Yesterday, I wrote about reading the "whole gospel". In other words, reading the Bible from Genesis 1 rather than Genesis 3 and reading through Revelation 22, rather than Revelation 20.

Let me give an example.

A popular evangelism technique is called the "Romans Road". In the past, I've been trained in using the "Romans Road" but have always felt a little strange using it.

In the "Romans Road", you are to first turn to Romans 3:23.
for all have sinned and fall short of the glory of God,
Where does this start the discussion? Genesis 3...
The LORD God made garments of skin for Adam and his wife and clothed them. And the LORD God said, "The man has now become like one of us, knowing good and evil. He must not be allowed to reach out his hand and take also from the tree of life and eat, and live forever." (Genesis 3:21-22)
What would change if the "whole gospel" were used? Although there are lots of places to start, lets try Genesis 1:27.

So God created human beings in his own image,
in the image of God he created them;
male and female he created them.

This can then be followed up by verses like Romans 3:23 and so on.

What about the other end of the story. If we do not read to Revelation 21-22, you get this (again from the Romans Road).
If you declare with your mouth, "Jesus is Lord," and believe in your heart that God raised him from the dead, you will be saved. (Romans 10:9)
While this is true, it speaks nothing of the return to paradise described in Revelation 21-22. If we wanted to stay with the Romans theme, look at Romans 8:20-22.

20 For the creation was subjected to frustration, not by its own choice, but by the will of the one who subjected it, in hope 21 that the creation itself will be liberated from its bondage to decay and brought into the freedom and glory of the children of God.

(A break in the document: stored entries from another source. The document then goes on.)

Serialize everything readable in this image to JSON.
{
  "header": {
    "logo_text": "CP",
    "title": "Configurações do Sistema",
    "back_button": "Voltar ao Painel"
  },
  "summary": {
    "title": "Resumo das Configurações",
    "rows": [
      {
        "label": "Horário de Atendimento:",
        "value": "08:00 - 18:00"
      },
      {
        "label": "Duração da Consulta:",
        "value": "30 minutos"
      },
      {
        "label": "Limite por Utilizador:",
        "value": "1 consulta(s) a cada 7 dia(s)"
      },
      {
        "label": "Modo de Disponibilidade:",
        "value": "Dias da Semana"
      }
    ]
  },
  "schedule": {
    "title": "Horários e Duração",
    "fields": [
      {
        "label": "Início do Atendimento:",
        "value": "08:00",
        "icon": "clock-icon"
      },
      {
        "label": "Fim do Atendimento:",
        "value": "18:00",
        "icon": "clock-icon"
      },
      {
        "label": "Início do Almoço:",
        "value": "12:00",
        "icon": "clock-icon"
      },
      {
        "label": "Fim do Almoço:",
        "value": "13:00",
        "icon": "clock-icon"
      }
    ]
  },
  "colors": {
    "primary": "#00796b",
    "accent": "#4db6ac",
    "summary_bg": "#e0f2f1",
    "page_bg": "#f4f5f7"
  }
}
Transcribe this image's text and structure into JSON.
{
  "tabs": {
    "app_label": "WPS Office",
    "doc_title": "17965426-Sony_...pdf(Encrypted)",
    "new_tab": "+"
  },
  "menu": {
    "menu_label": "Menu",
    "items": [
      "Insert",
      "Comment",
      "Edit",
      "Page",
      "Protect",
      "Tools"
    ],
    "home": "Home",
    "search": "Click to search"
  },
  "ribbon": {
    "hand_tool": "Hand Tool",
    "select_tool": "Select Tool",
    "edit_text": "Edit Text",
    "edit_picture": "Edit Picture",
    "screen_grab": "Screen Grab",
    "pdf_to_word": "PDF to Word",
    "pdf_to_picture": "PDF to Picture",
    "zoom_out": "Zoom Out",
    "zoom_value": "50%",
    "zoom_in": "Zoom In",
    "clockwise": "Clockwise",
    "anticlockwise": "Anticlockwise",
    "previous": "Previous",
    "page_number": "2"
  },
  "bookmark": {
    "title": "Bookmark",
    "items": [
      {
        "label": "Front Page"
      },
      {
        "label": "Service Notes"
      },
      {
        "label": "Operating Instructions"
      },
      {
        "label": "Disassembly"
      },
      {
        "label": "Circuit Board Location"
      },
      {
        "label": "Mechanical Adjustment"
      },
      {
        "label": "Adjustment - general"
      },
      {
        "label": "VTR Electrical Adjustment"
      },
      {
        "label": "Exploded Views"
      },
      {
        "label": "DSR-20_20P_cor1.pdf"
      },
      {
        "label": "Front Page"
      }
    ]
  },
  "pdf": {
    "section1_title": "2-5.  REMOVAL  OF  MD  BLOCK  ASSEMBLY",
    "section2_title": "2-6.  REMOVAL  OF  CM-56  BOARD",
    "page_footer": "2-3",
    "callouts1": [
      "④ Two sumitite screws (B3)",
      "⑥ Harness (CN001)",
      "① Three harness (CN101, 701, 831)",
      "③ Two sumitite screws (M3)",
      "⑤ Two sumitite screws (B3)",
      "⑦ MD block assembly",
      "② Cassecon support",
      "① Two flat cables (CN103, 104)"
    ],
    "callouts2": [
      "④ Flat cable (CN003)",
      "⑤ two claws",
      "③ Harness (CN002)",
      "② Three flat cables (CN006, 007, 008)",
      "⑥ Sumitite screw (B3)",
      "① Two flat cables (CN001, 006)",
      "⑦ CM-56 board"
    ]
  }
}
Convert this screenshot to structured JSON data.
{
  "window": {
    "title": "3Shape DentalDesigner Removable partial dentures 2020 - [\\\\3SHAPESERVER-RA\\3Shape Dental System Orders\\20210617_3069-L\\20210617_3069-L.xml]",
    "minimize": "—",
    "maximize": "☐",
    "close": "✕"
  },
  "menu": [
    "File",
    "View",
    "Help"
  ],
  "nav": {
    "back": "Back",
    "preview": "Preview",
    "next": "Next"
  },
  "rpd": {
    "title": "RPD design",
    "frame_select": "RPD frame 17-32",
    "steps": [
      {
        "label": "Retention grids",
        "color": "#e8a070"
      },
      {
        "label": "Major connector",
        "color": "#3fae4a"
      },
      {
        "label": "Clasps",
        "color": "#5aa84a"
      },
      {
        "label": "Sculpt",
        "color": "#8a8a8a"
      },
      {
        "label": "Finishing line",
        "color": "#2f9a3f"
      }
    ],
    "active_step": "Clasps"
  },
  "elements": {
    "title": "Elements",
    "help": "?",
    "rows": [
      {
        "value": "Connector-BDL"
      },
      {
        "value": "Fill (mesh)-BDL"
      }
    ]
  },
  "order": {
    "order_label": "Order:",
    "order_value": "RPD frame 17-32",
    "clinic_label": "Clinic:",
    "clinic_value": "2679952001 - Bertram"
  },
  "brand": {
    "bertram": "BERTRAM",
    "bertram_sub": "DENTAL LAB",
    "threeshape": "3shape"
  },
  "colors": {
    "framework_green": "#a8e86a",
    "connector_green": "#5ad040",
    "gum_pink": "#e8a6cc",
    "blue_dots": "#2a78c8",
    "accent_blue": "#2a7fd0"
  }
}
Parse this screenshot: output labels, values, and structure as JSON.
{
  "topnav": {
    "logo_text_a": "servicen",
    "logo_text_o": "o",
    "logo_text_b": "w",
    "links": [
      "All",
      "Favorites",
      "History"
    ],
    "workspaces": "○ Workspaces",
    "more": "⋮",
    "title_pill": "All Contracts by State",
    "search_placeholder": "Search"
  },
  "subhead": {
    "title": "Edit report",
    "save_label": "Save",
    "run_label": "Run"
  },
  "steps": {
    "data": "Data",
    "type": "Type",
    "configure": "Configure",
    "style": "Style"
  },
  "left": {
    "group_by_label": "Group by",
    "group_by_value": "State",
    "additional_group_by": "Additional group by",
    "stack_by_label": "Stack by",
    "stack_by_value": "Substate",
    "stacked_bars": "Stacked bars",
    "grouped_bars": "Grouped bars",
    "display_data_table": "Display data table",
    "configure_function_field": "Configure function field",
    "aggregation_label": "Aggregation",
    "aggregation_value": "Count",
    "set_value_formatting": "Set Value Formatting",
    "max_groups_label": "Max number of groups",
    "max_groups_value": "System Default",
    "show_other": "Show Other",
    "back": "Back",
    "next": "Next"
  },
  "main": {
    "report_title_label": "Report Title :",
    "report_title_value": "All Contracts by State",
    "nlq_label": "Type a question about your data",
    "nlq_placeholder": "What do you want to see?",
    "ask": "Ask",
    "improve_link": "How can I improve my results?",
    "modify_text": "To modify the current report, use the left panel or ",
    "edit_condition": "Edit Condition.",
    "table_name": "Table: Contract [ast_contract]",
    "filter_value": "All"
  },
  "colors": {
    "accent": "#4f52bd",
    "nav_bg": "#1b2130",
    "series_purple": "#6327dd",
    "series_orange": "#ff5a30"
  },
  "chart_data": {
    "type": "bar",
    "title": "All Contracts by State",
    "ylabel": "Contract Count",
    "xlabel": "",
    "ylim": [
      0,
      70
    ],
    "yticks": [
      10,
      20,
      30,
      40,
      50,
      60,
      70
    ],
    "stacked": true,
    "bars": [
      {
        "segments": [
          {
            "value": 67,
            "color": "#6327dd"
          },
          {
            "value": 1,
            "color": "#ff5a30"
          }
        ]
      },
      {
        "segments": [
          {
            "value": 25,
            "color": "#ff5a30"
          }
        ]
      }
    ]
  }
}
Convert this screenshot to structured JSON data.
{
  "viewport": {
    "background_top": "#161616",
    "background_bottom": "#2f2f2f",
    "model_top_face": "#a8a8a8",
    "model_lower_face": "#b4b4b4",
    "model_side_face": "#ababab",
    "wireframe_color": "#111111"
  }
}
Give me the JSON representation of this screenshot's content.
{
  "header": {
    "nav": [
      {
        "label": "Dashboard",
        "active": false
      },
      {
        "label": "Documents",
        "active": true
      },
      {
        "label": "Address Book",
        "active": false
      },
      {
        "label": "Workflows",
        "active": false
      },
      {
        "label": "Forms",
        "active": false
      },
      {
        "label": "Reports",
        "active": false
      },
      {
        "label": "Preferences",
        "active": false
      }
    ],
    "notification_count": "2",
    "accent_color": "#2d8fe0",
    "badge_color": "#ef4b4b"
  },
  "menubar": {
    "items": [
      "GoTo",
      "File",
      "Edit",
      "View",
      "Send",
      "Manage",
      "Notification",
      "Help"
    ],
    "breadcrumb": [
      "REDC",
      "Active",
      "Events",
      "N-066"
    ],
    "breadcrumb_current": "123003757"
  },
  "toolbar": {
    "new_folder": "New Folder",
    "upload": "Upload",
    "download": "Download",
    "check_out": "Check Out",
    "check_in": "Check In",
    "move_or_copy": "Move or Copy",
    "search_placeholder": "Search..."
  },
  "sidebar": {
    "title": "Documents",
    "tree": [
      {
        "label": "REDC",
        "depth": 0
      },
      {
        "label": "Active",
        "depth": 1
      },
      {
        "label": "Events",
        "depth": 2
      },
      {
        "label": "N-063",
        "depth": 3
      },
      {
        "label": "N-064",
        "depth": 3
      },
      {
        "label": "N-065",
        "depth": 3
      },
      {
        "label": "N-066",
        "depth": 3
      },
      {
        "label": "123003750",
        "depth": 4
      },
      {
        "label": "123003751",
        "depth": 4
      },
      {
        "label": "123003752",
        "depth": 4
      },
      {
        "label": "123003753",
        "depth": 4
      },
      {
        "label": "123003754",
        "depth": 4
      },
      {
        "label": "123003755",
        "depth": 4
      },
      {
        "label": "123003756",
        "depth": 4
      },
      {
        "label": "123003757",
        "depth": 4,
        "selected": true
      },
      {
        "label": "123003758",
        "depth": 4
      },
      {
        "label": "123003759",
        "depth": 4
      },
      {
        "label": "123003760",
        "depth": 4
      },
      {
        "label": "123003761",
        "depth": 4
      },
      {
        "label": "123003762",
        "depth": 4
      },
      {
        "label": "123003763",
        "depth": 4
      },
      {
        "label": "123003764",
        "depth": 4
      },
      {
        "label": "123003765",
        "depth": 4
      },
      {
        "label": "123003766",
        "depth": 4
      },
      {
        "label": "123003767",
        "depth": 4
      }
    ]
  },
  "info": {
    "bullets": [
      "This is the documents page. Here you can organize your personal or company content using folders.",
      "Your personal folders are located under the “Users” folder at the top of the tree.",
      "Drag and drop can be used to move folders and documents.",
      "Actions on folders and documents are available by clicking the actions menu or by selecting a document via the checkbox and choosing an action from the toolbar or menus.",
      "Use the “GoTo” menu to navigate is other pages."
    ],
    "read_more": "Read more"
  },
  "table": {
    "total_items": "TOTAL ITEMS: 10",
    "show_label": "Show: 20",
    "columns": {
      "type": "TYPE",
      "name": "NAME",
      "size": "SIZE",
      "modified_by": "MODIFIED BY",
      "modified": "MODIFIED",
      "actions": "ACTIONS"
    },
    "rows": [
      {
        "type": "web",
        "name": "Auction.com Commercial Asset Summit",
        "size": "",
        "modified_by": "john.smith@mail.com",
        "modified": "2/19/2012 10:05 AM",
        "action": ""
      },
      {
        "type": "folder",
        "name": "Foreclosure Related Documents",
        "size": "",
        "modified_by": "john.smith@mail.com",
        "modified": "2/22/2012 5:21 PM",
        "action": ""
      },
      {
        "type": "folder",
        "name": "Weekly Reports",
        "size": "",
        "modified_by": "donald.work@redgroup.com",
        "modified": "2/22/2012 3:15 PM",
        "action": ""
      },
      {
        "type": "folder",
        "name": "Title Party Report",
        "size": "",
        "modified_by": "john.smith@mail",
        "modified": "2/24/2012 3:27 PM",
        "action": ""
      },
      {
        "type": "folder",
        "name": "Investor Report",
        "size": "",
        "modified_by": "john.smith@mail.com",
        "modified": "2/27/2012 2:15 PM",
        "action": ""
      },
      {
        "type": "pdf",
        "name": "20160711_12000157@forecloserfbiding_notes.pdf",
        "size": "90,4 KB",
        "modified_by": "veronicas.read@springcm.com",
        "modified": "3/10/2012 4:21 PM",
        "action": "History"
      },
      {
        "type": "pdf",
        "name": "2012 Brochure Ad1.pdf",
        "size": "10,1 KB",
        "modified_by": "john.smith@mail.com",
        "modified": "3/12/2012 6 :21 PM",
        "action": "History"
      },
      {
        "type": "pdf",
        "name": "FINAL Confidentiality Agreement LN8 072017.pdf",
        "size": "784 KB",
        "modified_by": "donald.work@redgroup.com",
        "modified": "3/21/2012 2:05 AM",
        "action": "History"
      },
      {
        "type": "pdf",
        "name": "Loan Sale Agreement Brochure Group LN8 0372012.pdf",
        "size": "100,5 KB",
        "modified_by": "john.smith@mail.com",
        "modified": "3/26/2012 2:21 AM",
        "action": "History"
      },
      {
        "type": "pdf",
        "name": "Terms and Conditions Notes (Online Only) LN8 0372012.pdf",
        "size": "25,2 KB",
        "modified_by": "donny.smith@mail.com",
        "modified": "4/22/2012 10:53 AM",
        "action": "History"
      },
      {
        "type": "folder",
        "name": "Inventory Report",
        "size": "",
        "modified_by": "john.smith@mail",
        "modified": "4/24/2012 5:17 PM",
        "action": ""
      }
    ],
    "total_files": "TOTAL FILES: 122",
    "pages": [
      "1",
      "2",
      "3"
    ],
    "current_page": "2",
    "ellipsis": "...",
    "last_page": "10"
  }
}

22 We know that the whole creation has been groaning as in the pains of childbirth right up to the present time. 23 Not only so, but we ourselves, who have the firstfruits of the Spirit, groan inwardly as we wait eagerly for our adoption, the redemption of our bodies. 24 For in this hope we were saved. But hope that is seen is no hope at all. Who hopes for what they already have?
What does it come down to?

If we read from Genesis 3 to Revelation 20, we see a creation that is, as the Calvinist would say, Totally Depraved, ending the story with God's judgement of the world.

In reading from Genesis 1 to Revelation 22, we see a creation that was made in the image of God and declared good. While that creation did sin, there is hope through Christ and, in the end, those adopted into God's family get to live in the redeemed world with God.